Potassium is a mineral that is often overlooked. The majority of people are unaware of this underappreciated mineral (if they think about it at all).
But it's an essential vitamin that we don't receive nearly enough of. Continue reading to learn why you need potassium in your life – and where you can get it. Anna Taylor, MS, RDN, LD, a registered dietitian, discusses a few potassium-rich foods to help you get more of them in your diet.
Potassium consumption on a daily basis (and why it matters)

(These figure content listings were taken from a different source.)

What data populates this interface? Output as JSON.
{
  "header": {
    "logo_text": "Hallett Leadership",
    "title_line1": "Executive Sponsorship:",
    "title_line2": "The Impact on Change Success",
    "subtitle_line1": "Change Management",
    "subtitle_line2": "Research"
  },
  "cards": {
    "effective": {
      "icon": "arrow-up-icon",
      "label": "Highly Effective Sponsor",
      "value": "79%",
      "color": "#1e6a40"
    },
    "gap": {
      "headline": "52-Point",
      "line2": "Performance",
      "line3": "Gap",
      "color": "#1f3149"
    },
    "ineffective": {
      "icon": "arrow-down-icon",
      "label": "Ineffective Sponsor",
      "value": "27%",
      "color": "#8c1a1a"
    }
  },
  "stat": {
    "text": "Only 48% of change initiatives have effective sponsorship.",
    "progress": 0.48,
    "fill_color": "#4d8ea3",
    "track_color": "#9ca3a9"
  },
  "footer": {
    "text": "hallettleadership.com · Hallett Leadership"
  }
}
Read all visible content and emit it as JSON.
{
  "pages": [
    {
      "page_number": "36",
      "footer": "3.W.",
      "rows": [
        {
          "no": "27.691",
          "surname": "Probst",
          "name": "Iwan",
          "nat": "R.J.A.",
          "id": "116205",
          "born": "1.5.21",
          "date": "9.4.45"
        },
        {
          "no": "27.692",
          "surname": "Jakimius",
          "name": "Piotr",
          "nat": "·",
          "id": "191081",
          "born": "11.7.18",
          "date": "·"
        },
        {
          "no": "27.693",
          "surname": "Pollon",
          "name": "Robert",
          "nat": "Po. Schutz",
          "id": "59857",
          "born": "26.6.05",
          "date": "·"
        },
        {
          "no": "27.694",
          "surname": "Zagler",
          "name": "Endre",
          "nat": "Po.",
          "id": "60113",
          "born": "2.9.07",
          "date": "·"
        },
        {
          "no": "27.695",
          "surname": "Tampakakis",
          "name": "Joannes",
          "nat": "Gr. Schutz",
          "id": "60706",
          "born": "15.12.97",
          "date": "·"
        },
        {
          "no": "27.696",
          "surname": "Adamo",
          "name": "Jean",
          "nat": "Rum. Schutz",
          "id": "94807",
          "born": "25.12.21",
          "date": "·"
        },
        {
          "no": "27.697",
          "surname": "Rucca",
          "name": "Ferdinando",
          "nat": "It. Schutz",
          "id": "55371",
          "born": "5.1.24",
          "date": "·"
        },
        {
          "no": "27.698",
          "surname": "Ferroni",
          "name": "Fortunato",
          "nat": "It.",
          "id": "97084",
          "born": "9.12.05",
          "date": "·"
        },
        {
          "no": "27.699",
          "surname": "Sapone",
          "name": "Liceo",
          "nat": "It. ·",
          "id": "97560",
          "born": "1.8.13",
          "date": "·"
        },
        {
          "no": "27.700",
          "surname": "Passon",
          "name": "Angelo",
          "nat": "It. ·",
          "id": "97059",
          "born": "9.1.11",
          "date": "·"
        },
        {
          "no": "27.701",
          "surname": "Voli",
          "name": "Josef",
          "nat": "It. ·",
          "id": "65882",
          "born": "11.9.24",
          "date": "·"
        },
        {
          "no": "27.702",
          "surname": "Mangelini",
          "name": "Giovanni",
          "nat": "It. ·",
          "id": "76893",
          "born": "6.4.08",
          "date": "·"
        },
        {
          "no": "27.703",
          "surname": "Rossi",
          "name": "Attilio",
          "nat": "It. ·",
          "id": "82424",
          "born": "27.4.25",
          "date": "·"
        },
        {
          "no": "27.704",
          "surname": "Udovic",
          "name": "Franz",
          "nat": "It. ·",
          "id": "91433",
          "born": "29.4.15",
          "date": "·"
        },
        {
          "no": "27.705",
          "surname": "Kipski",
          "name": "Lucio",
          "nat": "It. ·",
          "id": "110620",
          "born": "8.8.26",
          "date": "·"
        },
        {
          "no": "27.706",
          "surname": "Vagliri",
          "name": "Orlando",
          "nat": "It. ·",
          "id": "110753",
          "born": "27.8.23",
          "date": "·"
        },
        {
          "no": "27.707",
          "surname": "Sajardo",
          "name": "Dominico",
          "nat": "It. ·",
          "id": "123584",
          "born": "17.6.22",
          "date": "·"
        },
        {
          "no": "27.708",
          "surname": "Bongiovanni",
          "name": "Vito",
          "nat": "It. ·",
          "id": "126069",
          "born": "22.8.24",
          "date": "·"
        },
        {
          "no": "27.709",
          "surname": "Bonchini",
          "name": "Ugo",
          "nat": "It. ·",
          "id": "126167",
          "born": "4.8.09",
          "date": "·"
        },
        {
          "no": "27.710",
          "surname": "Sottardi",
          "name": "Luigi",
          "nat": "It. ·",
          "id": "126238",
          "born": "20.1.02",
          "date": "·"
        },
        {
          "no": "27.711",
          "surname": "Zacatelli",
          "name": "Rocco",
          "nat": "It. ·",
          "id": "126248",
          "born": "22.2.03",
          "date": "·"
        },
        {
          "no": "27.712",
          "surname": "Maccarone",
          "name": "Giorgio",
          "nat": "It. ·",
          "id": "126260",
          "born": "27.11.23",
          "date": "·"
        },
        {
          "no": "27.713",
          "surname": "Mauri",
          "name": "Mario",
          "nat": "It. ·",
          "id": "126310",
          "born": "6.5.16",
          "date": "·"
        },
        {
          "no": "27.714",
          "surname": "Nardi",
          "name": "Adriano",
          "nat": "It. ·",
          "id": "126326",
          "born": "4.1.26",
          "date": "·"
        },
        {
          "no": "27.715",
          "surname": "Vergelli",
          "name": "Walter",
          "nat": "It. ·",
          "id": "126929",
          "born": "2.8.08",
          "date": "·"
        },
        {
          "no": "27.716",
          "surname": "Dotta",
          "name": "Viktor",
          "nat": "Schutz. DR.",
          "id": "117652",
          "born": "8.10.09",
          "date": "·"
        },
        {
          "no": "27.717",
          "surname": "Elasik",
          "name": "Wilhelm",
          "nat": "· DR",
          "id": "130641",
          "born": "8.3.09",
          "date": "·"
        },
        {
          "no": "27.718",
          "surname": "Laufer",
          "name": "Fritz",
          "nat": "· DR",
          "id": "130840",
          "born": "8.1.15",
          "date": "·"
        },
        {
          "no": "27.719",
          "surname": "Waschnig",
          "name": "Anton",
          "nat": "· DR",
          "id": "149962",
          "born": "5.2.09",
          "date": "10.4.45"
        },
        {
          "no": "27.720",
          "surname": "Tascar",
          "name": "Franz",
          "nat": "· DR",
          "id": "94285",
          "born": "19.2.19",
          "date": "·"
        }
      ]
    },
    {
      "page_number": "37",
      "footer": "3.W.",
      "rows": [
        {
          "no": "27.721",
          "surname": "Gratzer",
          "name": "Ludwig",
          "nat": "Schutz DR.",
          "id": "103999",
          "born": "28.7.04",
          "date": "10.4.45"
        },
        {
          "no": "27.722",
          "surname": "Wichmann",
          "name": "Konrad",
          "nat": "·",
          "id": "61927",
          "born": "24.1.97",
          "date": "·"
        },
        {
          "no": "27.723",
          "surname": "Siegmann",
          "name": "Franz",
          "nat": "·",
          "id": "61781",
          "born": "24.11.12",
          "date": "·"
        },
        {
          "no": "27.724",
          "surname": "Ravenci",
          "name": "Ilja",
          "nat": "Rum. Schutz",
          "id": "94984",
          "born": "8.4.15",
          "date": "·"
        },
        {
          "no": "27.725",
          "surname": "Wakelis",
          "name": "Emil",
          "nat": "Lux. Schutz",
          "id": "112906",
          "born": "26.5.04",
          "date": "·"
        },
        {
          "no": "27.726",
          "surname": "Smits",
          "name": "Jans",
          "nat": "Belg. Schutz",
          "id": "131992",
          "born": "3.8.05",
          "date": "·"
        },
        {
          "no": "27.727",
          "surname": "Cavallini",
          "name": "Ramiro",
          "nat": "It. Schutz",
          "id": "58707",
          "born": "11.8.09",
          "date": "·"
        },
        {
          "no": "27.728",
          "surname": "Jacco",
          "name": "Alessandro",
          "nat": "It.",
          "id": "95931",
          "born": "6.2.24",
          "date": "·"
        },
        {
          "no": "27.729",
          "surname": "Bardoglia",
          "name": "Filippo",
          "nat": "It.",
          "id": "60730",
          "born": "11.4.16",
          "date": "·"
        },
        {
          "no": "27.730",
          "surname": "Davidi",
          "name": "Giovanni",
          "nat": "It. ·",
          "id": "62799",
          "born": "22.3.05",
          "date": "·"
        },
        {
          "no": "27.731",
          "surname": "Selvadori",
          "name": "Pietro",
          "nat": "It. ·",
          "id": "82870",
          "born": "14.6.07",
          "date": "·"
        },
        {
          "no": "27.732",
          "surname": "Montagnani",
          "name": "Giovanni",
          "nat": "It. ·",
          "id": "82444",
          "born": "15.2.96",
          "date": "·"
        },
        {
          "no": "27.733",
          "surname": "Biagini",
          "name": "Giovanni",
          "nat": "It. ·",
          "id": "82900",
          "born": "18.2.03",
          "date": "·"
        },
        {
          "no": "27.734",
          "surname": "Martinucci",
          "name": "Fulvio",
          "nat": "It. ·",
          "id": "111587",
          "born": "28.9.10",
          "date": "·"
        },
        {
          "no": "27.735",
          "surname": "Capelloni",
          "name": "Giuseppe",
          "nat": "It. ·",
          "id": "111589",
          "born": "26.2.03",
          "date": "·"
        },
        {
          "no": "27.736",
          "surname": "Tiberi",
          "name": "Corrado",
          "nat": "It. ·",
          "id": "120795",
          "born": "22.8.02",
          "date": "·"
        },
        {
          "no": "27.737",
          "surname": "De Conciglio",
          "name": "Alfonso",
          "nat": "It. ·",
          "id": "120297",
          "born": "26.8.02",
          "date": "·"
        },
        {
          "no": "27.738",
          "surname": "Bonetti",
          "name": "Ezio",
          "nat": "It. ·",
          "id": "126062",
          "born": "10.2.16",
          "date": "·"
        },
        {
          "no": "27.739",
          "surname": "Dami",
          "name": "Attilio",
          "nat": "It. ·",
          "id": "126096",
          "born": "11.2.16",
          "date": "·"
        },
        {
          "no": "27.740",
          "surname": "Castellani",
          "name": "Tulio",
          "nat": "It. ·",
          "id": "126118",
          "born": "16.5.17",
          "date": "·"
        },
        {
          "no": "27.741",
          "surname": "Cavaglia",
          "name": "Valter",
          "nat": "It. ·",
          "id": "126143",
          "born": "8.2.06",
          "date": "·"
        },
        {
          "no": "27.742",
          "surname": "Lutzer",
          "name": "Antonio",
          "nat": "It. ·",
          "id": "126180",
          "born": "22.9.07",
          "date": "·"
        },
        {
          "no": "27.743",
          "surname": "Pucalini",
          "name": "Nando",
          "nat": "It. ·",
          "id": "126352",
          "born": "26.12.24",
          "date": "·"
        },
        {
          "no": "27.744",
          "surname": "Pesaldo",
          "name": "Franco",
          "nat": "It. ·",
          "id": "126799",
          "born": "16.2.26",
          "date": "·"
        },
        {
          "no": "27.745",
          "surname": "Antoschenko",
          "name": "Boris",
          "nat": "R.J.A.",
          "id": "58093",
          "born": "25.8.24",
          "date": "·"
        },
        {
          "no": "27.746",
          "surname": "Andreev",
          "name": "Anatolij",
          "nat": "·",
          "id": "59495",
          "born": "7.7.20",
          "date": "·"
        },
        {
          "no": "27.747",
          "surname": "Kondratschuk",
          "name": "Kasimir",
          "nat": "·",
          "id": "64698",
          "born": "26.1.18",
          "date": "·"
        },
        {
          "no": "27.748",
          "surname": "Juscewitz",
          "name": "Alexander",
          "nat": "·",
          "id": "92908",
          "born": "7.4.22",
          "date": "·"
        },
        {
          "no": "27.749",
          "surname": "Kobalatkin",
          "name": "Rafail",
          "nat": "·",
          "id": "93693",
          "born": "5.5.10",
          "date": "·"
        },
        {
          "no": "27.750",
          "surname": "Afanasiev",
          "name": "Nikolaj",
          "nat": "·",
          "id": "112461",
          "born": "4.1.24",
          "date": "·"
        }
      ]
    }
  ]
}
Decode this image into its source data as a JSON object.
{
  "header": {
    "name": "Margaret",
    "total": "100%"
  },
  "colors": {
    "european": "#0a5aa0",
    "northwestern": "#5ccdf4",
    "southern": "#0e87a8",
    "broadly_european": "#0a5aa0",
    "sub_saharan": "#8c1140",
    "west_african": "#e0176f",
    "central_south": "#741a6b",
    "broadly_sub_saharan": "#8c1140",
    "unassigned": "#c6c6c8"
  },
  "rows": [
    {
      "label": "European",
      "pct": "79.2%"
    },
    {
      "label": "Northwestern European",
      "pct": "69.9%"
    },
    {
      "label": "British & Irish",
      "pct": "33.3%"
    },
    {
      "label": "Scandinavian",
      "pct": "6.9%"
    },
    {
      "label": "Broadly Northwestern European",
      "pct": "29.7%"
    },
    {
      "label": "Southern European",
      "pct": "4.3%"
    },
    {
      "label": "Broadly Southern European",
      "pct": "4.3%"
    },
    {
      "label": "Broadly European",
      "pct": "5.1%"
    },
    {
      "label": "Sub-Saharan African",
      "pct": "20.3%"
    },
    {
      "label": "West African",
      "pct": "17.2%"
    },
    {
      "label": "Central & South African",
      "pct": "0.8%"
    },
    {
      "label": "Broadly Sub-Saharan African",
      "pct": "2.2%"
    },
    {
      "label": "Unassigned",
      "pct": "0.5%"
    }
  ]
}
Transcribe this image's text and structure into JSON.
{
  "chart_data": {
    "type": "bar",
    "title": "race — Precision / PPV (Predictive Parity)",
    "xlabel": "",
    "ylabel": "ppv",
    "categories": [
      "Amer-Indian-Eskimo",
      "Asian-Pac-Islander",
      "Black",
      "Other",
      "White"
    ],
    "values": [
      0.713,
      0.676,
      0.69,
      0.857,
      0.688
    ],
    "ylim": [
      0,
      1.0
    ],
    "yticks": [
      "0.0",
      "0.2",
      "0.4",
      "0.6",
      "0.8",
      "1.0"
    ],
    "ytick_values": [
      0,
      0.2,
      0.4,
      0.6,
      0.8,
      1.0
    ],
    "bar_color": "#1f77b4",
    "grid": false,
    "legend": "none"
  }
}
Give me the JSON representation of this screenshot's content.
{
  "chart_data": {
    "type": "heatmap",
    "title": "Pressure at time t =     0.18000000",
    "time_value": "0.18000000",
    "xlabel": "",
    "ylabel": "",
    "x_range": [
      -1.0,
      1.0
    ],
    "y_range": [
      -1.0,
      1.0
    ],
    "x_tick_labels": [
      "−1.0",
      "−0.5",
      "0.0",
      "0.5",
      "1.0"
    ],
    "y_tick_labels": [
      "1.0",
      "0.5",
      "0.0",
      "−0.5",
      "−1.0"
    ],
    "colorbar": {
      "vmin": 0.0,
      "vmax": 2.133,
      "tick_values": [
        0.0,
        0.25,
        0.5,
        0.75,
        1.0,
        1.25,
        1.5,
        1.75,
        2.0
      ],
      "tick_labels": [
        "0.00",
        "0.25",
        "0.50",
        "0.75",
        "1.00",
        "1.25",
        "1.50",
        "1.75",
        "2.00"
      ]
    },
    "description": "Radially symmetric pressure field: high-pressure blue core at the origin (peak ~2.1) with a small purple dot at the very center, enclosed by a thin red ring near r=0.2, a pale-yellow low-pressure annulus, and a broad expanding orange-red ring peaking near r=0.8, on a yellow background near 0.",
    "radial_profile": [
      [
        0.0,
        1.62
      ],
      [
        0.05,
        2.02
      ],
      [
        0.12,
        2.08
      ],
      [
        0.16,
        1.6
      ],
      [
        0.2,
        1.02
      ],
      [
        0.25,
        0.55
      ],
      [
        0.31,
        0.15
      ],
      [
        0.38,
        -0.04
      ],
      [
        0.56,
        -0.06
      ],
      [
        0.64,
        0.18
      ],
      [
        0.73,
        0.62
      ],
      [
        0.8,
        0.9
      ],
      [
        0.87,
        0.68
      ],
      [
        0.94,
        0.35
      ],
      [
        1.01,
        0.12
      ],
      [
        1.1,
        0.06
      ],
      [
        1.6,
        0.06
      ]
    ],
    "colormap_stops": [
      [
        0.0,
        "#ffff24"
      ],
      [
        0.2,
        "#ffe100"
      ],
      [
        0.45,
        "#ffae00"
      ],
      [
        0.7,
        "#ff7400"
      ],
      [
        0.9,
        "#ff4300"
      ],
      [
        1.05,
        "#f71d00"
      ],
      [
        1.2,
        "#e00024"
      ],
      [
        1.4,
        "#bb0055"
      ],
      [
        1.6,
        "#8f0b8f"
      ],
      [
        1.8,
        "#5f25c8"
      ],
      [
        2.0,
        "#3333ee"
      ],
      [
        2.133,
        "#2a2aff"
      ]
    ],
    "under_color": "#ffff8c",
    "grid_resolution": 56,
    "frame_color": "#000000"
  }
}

Potassium is an essential element for the proper functioning of your heart, kidneys, muscles, and neurons. Potassium deficiency may elevate blood pressure, increase the risk of kidney stones, and even draw calcium from your bones.
"Diets high in potassium-rich foods and low in salt may lower the risk of hypertension and stroke," Taylor explains.
Despite its significance, many individuals do not get enough potassium in their diet. In fact, it's been designated as a "nutrient of public health concern" in the American Dietary Guidelines.
What is the recommended potassium intake? Women should aim for 2,600 milligrammes per day, while males should aim for 3,400 milligrammes per day, according to Taylor. Older standards suggested 4,700 milligrammes per day, but the National Academies of Sciences, Engineering, and Medicine revised the figure in 2019. As a result, getting your daily amount of potassium has never been simpler.
Foods high in potassium
Are you ready to increase your intake? Taylor recommends including these potassium rich foods in your diet.
Jump to:
1. Carrots with potatoes
Spuds are a good option if you leave the nutrient-dense skins on. More than 900 milligrammes of potassium are included in a medium cooked potato with the skin on. Is there such a thing as sweet potato with skin? Approximately 500 milligrammes.
2. Lentils
Potassium may be found in abundance in beans. A half-cup portion of white beans or adzuki beans contains roughly 600 mg of sodium. More than 350 milligrammes per half-cup are found in pinto beans, navy beans, lima beans, and Great Northern beans. Potassium is also found in soybeans (called edamame, aka wonderful) and lentils.
3. Fruit and vegetable juices
Because whole fruits are a rich source of fibre, people typically prefer them over liquids. But don't dismiss juice entirely. Both prune juice and carrot juice are high in potassium, with a cup of carrot juice containing 689 milligrammes and a cup of prune juice containing more than 700 milligrammes.
Orange juice and pomegranate juice, both of which contain roughly 500 milligrammes per cup, are also suitable choices. However, due to the sugar level, Taylor advises that you control your portions.
4. Fish and seafood
In a 3-ounce fillet, popular seafood including salmon, mackerel, halibut, tuna, and snapper all provide more than 400 mg of potassium. Do you like chowder? You may obtain up to 500 milligrammes from only 3 ounces of canned clams.
5. Leafy greens
Popeye was correct in his assessment. Potassium levels in cooked spinach may reach 400 milligrammes per half-cup meal. Swiss chard provides more than 450 milligrammes of iron, whereas beet greens have more than 600 milligrammes.
6. Dairy products
You're probably aware that dairy is an excellent source of calcium. It also happens to be a good source of potassium. Potassium levels in low-fat or skim milk range from 350 to 380 mg per cup. And a cup of plain yoghurt has more than 500 milligrammes of calcium (not to mention protein and healthy probiotics).
7. Tomatoes
A cup of chopped tomatoes has over 400 milligrammes of potassium, but a cup of tomato juice or puree contains over 500 mg. With more than 650 milligrammes per quarter-cup, concentrated tomato paste is significantly higher in the mineral (marinara sauce, anyone?).
8. Bananas
These yellow fruits may be the most well-known potassium source. One medium banana has 422 milligrammes of potassium. The banana's relative, the plantain, is likewise high in potassium.
9. Additional fruits
Potassium-rich fruits aren't limited to bananas. Each half-cup serving of cantaloupe, dates, nectarines, and oranges has more than 250 mg of sugar. Also, excellent sources include dried peaches, apricots, prunes, and raisins.
10. Avocadoes
A half-cup portion of creamy avocado includes roughly 364 milligrammes of potassium, as if you needed another incentive to grab for the guacamole.
There are so many delicious ways to get your potassium fix, from fruit salad to avocado toast, a gourmet fish supper to a bowl of tomatoey spaghetti. Your health — as well as your taste senses — will appreciate it.